Ein Erstattungsanspruch aus §§ 677, 683 BGB ergibt sich - entgegen der Ansicht des Klägers - nicht. Zwar wäre dieser auf den Ersatz der durch die Geschäftsführung entstandenen Aufwendungen gerichtet. Allerdings müsste der Scheinvater im Vaterschaftsanfechtungsverfahren ein Geschäft für einen anderen besorgen. Dies erscheint im Hinblick auf die Vielgestaltigkeit der Interessenlagen biologischen Väter bereits zweifelhaft. Jedenfalls müsste der Scheinvater im Rahmen des Anfechtungsverfahrens für einen anderen tätig werden, das Geschäft daher mit Fremdgeschäftsführungswillen (Palandt/Sprau, 63. Aufl. Rn. 3 zu § 677 BGB; vergl. Löhnig, FamRZ 2003, 1354, 1355) nicht nur als eigenes, sondern zumindest auch im fremden Interesse führen. Mit dem Vaterschaftsanfechtungsverfahren hat der Kläger ein eigenes Interesse verfolgt, weil mit dem stattgebenden Urteil u.a. Unterhaltsansprüche und erbrechtliche Beziehungen entfallen sind.
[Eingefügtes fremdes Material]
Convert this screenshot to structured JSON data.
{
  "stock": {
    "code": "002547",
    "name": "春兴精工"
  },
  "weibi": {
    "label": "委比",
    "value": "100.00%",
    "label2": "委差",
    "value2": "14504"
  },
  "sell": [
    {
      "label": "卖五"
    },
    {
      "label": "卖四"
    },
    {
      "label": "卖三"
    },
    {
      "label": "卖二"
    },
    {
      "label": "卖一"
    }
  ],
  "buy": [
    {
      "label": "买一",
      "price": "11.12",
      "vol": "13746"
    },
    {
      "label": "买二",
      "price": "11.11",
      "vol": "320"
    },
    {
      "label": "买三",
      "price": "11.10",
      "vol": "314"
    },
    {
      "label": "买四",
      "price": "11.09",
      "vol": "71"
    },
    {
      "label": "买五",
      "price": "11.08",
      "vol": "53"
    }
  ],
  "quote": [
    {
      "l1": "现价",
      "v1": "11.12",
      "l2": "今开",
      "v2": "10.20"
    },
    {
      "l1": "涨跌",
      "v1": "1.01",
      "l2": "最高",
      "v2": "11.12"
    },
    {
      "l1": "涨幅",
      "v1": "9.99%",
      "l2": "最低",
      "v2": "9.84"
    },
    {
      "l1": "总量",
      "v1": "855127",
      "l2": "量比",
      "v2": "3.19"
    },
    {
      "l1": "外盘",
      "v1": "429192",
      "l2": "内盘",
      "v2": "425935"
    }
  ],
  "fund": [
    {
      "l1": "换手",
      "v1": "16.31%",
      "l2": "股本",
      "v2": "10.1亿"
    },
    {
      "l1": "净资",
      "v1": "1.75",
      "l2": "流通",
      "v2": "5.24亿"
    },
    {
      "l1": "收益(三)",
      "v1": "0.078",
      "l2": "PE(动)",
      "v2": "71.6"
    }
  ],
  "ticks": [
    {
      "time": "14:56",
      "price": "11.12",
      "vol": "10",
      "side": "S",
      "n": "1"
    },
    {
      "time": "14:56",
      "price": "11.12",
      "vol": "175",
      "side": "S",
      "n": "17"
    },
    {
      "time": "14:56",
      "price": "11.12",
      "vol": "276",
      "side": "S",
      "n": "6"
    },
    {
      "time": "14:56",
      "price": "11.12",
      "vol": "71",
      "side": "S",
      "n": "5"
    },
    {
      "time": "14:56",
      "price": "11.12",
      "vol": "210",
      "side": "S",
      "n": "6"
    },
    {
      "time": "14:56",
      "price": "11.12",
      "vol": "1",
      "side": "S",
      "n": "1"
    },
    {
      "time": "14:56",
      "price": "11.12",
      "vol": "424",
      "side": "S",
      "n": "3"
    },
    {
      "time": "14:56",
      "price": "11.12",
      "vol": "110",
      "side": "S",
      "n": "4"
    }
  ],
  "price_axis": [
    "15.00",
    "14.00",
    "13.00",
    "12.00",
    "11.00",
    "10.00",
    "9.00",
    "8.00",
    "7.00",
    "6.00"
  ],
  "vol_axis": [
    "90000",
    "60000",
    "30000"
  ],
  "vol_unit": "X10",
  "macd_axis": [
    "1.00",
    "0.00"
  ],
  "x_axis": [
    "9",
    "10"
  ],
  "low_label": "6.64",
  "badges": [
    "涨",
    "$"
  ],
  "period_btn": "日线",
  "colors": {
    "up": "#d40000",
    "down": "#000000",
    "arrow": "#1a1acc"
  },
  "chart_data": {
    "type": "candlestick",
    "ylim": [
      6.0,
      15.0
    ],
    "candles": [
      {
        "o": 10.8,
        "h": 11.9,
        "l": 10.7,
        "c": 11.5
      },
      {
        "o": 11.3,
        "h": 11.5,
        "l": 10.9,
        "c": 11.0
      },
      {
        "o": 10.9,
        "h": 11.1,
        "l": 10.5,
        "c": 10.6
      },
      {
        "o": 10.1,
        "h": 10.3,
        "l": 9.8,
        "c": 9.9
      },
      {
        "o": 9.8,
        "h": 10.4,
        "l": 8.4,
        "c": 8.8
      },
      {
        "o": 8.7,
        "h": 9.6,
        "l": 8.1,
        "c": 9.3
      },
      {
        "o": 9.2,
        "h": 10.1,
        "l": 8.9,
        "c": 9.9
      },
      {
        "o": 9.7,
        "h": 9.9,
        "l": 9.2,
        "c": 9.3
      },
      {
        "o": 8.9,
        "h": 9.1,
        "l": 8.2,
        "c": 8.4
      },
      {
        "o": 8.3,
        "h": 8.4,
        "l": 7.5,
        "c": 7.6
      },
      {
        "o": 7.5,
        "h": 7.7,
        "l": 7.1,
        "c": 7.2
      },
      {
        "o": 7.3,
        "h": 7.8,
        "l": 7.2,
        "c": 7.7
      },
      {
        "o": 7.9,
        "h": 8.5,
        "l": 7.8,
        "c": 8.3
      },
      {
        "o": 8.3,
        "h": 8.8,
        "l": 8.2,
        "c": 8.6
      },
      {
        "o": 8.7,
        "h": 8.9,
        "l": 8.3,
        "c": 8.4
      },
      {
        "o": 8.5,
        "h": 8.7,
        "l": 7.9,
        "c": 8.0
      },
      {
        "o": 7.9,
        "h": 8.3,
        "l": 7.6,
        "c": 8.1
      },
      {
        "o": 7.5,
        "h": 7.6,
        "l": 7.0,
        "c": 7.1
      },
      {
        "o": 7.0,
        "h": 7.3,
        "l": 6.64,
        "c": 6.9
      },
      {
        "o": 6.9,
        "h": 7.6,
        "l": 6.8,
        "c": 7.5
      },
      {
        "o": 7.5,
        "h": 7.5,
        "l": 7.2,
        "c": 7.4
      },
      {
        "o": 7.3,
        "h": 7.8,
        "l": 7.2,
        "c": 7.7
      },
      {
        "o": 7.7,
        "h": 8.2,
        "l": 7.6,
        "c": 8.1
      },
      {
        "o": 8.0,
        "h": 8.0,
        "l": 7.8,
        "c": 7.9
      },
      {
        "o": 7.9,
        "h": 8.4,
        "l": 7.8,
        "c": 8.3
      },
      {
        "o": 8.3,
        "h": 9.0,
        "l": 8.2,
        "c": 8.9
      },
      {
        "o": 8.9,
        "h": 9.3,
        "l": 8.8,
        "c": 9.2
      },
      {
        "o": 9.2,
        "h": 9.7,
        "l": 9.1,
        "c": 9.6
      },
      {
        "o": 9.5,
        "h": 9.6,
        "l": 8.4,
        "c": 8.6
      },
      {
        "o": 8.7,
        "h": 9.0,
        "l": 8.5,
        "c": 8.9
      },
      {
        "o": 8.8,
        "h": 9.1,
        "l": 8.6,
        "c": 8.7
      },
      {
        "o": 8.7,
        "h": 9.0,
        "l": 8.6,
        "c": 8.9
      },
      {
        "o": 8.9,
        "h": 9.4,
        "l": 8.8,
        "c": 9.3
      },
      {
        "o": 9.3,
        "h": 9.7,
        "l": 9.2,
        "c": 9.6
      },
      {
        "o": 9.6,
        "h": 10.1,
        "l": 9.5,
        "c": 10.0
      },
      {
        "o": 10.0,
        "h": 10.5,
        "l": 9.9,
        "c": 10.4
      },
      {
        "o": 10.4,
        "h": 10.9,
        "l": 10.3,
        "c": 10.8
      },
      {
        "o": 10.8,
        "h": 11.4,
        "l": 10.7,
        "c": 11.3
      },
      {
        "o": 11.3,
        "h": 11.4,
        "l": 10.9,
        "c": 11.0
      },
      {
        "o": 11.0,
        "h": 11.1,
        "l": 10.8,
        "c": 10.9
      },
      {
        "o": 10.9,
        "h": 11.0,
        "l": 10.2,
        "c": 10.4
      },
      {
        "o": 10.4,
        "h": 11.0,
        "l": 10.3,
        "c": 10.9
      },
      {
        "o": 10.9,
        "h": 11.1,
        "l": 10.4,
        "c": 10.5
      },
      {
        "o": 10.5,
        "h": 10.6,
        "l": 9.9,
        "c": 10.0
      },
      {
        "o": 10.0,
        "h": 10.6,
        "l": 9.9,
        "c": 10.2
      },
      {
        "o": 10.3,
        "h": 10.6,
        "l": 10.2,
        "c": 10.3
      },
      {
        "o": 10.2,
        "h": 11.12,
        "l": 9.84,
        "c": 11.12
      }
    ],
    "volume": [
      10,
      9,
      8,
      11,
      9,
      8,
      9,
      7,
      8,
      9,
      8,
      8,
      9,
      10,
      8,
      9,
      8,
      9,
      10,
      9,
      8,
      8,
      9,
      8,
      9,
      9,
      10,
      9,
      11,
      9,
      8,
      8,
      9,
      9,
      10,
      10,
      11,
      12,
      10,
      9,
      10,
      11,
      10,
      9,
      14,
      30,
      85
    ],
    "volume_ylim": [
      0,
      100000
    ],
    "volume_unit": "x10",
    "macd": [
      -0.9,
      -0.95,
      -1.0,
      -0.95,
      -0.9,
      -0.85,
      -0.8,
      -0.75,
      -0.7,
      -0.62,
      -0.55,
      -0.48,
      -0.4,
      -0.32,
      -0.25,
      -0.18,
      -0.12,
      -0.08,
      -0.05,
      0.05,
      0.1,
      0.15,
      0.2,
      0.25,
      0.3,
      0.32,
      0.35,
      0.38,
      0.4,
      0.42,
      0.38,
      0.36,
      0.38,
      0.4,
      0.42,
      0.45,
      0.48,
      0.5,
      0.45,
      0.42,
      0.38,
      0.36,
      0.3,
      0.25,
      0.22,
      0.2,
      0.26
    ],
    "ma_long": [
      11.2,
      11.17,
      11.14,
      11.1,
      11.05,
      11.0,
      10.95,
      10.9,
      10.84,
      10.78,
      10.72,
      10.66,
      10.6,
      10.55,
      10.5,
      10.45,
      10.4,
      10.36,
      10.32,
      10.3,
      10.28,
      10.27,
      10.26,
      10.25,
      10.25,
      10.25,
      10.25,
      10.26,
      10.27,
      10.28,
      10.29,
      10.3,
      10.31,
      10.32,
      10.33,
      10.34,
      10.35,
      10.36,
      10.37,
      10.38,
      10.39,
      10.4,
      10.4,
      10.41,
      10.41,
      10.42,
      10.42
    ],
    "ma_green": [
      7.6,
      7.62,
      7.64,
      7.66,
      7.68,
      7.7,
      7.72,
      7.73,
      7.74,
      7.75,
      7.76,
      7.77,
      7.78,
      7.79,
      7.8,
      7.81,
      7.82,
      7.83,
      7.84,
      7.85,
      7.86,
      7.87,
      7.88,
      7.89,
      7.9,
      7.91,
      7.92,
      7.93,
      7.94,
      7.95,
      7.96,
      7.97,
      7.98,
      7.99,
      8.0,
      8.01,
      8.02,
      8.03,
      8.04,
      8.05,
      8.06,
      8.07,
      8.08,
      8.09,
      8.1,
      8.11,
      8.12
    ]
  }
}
Fremde Interessen des Beklagten sind dadurch nicht erfasst worden, weil die Anfechtung der Vaterschaft nicht im Interesse des Beklagten lag, der sich im Vorverfahren gegen die Feststellung seiner Vaterschaft und im hiesigen Verfahren gegen die geltend gemachten Ansprüche gewandt hat.

Eine andere rechtliche Grundlage für den geltend gemachten Anspruch auf Erstattung der Kosten des Vaterschaftsanfechtungsverfahrens besteht gegenüber dem Beklagten nicht, so dass die Klage insoweit abzuweisen war.

3.

Der Senat lässt gemäß § 543 Abs. 1 Nr. 1 ZPO die Revision hinsichtlich der Frage zu, ob der Scheinvater, dessen Vaterschaft auf einem Anerkenntnis beruht, einen Anspruch auf Ersatz der im Vaterschaftsanfechtungsverfahren entstandene Kosten gegen den biologischen Vater hat. Die Rechtssache hat insoweit grundsätzliche Bedeutung. Zugleich ist eine Entscheidung des Revisionsgerichts zur Fortbildung des Rechts erforderlich (§ 543 Abs. 2 Nr. 1 und 2 ZPO).

4.

Die Kostenentscheidung beruht auf §§ 92, 97 ZPO. Die Entscheidung über die vorläufige Vollstreckbarkeit ergibt sich aus § 708 Nr. 10 ZPO.